Angst scheint das elementare Lebensgefül in Tsamakia zu sein. Dazu tragen auch die Nachrichten aus Moria bei. Man stehe im ständigen telefonischen Kontakt, versichern viele. Freunde berichten von Schwierigkeiten, einen Asylantrag stellen zu dürfen. Sie berichten auch darüber, dass sich Pakistaner in einem besonderen Teil des Lagers aufhalten müssen. Dorthin seien seit Montag erneut an die hundert Flüchtlinge gebracht worden, um von dort in die Türkei zurückführt zu werden. Am Sonntagabend soll sich ein junger Pakistaner, der für den Rückführungstransport vorgesehen war, die Pulsadern aufgeschnitten haben. Er kam ins Krankenhaus. Er würde auch lieber sterben, als in die Türkei zurückkehren, sagt der kaum zwanzigjährige Rehan aus Lahore. Er sei erst am 31. März auf Lesbos angekommen. Auf eine Registrierung habe er verzichtet. Er wollte sich nicht der Gefahr aussetzten, umgehend in die Türkei zurückgeführt zu werden. Um bis hierher zu gelangen, habe seine Familie fast alles was sie besaß verkauft. An die 6.000 Dollar musste er den Schleusern zahlen. Einen Monat sei er unterwegs gewesen. Immer wieder ist ihm versichert worden, man werde ihn bis nach Deutschland bringen. Wenn er gewusst hätte, dass die Grenzen geschlossen sind, dann hätte er sich nicht auf dem Weg gemacht.

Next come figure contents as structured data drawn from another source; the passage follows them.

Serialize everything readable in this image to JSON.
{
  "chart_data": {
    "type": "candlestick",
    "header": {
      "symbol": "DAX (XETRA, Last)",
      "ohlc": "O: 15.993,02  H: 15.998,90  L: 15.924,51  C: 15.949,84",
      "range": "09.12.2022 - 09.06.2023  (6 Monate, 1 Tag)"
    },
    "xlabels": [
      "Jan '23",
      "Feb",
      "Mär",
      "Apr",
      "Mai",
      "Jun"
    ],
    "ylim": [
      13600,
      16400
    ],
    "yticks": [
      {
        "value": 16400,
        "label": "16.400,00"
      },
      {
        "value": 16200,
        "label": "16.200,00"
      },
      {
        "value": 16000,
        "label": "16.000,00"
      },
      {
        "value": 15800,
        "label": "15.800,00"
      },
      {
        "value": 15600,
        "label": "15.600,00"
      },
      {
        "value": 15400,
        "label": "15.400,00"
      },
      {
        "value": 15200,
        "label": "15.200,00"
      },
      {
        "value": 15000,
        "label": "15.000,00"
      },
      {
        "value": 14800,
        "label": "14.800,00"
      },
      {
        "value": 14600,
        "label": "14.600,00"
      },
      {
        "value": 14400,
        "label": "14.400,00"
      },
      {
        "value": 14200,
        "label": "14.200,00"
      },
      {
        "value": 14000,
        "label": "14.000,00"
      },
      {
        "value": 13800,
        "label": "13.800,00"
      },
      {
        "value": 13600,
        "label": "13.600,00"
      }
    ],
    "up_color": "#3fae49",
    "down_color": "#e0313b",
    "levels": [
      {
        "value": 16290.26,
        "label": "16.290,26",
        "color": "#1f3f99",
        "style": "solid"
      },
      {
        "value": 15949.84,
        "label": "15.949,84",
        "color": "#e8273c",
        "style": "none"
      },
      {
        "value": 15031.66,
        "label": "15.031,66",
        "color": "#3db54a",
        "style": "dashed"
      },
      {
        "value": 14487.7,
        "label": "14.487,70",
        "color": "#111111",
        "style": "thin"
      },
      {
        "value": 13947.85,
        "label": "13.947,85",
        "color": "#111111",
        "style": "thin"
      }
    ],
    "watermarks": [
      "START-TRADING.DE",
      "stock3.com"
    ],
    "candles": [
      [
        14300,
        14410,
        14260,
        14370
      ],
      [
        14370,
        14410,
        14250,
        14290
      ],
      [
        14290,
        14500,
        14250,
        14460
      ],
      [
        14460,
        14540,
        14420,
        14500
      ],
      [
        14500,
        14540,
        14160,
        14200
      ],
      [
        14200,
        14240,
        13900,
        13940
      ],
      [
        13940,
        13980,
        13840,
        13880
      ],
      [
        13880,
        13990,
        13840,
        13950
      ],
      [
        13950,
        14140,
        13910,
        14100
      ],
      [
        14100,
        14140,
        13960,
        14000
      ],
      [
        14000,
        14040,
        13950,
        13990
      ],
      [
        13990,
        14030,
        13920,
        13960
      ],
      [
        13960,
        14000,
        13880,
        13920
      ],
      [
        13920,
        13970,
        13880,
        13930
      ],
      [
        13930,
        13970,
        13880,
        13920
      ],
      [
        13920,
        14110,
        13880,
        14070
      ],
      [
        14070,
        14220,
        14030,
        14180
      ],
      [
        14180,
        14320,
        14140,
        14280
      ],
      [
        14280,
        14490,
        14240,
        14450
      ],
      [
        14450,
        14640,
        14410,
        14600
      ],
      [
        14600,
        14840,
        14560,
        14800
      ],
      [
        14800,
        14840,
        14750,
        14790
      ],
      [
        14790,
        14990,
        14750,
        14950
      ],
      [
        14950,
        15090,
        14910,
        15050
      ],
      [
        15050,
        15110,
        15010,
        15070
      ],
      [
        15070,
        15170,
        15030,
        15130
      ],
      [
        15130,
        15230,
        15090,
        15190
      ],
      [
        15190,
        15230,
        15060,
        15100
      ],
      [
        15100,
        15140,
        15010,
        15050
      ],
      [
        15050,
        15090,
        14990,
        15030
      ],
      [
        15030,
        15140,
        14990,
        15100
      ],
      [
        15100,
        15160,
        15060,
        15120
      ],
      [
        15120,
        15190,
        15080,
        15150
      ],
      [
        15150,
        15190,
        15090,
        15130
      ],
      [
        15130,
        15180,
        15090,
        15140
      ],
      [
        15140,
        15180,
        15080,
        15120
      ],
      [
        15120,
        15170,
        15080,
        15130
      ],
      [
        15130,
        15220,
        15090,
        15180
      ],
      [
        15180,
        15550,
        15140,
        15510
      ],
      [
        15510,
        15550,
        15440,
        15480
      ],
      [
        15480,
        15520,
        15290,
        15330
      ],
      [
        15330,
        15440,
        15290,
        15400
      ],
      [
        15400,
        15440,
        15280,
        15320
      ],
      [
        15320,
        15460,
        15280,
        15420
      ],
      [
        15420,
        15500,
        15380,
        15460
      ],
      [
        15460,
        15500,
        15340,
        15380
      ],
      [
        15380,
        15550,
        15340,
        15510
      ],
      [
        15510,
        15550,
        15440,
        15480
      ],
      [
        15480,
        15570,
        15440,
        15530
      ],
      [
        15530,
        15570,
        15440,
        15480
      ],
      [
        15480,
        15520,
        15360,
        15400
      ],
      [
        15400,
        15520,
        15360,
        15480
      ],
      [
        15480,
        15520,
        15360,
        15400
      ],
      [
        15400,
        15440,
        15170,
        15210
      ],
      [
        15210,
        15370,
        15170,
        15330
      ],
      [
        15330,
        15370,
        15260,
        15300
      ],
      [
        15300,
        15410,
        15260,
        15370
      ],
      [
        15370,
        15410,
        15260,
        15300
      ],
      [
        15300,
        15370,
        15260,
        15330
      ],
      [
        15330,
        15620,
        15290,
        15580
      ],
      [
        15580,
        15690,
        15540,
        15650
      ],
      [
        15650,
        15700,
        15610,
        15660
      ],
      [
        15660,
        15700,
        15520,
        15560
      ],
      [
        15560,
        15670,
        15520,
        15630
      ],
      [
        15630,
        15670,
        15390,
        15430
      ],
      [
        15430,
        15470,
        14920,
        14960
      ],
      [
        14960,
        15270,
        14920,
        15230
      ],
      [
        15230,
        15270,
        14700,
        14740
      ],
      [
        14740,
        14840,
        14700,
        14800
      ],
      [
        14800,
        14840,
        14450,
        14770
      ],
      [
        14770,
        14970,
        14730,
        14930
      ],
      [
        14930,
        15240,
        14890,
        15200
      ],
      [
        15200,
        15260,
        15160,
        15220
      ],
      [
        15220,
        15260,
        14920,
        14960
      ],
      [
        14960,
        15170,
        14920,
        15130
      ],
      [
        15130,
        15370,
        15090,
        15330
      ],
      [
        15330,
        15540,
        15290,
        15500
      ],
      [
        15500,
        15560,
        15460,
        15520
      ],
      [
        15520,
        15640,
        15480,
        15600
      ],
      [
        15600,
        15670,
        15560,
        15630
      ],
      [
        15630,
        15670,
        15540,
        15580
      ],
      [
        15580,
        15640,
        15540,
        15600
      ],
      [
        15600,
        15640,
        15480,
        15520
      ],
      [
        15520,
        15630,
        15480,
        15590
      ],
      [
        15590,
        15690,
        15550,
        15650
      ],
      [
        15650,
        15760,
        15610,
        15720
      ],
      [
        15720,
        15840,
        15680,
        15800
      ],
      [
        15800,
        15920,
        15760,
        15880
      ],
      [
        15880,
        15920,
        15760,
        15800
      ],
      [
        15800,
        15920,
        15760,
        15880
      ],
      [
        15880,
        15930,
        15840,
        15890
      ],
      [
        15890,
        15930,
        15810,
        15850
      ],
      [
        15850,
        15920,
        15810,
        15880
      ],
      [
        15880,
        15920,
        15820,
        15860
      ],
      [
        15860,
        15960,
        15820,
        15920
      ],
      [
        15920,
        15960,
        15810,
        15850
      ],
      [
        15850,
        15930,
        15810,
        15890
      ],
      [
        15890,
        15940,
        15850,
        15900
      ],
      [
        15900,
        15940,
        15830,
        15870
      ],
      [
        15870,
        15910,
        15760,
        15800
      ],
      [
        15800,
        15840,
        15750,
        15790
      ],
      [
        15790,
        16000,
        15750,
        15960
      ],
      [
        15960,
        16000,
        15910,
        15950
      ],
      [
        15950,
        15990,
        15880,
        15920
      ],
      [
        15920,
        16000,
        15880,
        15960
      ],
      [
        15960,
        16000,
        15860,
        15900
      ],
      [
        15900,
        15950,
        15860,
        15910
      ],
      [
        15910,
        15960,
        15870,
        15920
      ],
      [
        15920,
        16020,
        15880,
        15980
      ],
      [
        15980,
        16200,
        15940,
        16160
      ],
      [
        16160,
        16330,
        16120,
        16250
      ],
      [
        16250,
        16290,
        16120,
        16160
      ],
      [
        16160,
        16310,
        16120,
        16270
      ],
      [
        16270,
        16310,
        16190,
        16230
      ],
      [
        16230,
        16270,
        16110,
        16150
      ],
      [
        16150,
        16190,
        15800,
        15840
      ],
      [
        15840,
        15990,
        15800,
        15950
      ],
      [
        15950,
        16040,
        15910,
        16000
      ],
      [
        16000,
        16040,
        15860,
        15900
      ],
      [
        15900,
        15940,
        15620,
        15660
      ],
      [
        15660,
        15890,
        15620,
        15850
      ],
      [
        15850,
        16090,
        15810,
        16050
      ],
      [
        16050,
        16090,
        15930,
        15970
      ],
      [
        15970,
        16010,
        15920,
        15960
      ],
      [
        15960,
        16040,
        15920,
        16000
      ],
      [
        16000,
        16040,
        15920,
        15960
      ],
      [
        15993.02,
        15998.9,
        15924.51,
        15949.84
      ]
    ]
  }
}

Der Strom der Flüchtlinge nach Lesbos reist nicht ab. Am Dienstagmorgen informiert die Polizei, dass in den letzten 24 Stunden 187 Migranten nach Lesbos gekommen sind. Sie wurden direkt zum Lager Moria gebracht. Auch der Student Ferhan erzählt eine ähnliche Geschichte. Fast beiläufig sagt er am Ende, entweder man werde in Europa bleiben dürfen oder man bringe sich um. Viele der Umstehenden wiederholen diese Worte.